Negotiate with your credit card issuer
To negotiate with the issuer of your credit card, it is essential that, previously, you have done your homework and review certain information that supports that possibility. You can’t just call and say “I want a lower interest rate, give it to me”. In the restructuring process, you must have sufficient arguments to convince your lender. Here are the data you should take into account before starting the conversation:
- Check and improve your credit score. Your credit score is one of the primary factors for any lender to determine your interest rate. Simply put, a higher credit score means a lower interest rate. If your score is not the best, then you should work on it before looking for a lower interest rate, because your lender will most likely not give in to your request.
- Review the offer of credit cards from the competition. We are in a free market country, so there are times that an issuer can offer you a better offer to have a credit card. However, opening another account may not be the best for your finances, especially if your plastics handle annuities. However, reviewing what the competition can offer you can be a card that you play in your favor with your issuer. In the end, you will always have the option to consider switching.

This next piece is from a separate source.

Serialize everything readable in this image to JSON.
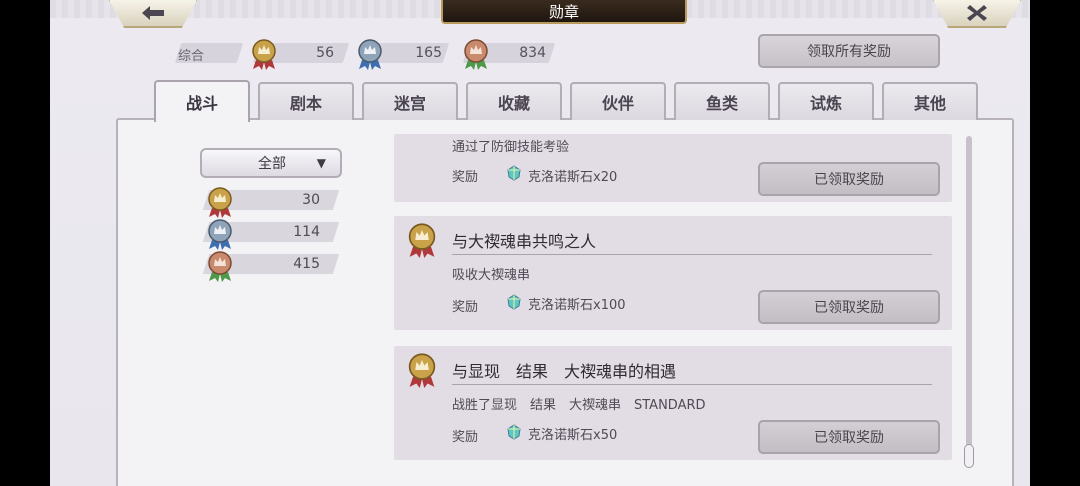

Look for 0% APR balance transfer offers
If the deal stalls, you can still lower your credit card interest rate. If you’ve already reviewed other credit card offers, also look for those that have any 0% APR balance transfer promotions. The best cards usually offer 12 months or more of this offer. The interest rate will increase after that period. If you have a large salary, it is a good way to get out of debt.
Before opening a new account you should consider two things: first, that the balance transfer fees are not so expensive, because they could exceed the interest charges ; and two, that the credit card has a low interest rate by the time the promotional period ends.
Apply for a new credit card with a lower APR
The typical interest rate on a credit card ranges from 15% to 20%, depending on the card, its creditworthiness, and other factors.
If we add to this a good credit score, it is possible that you acquire a good low interest rate offer, so you would benefit from lower payments, if you do not manage to pay off your balances each month.
Apply for a debt consolidation loan
A credit card is convenient for many consumers, but that doesn’t mean it’s the best option. For people who do not have great control of their finances, the danger of indebtedness is latent with plastics, especially if they have high credit limits. If you already have current debt, a debt consolidation loan can be an excellent option to settle it.
Debt consolidation loans typically offer lower interest rates. Plus, fixed monthly payments and set terms can make budgeting easier as you pay down your debt.
Of course, to avoid getting into debt again, you need to stop using your credit card, especially if you cannot lower your interest rate.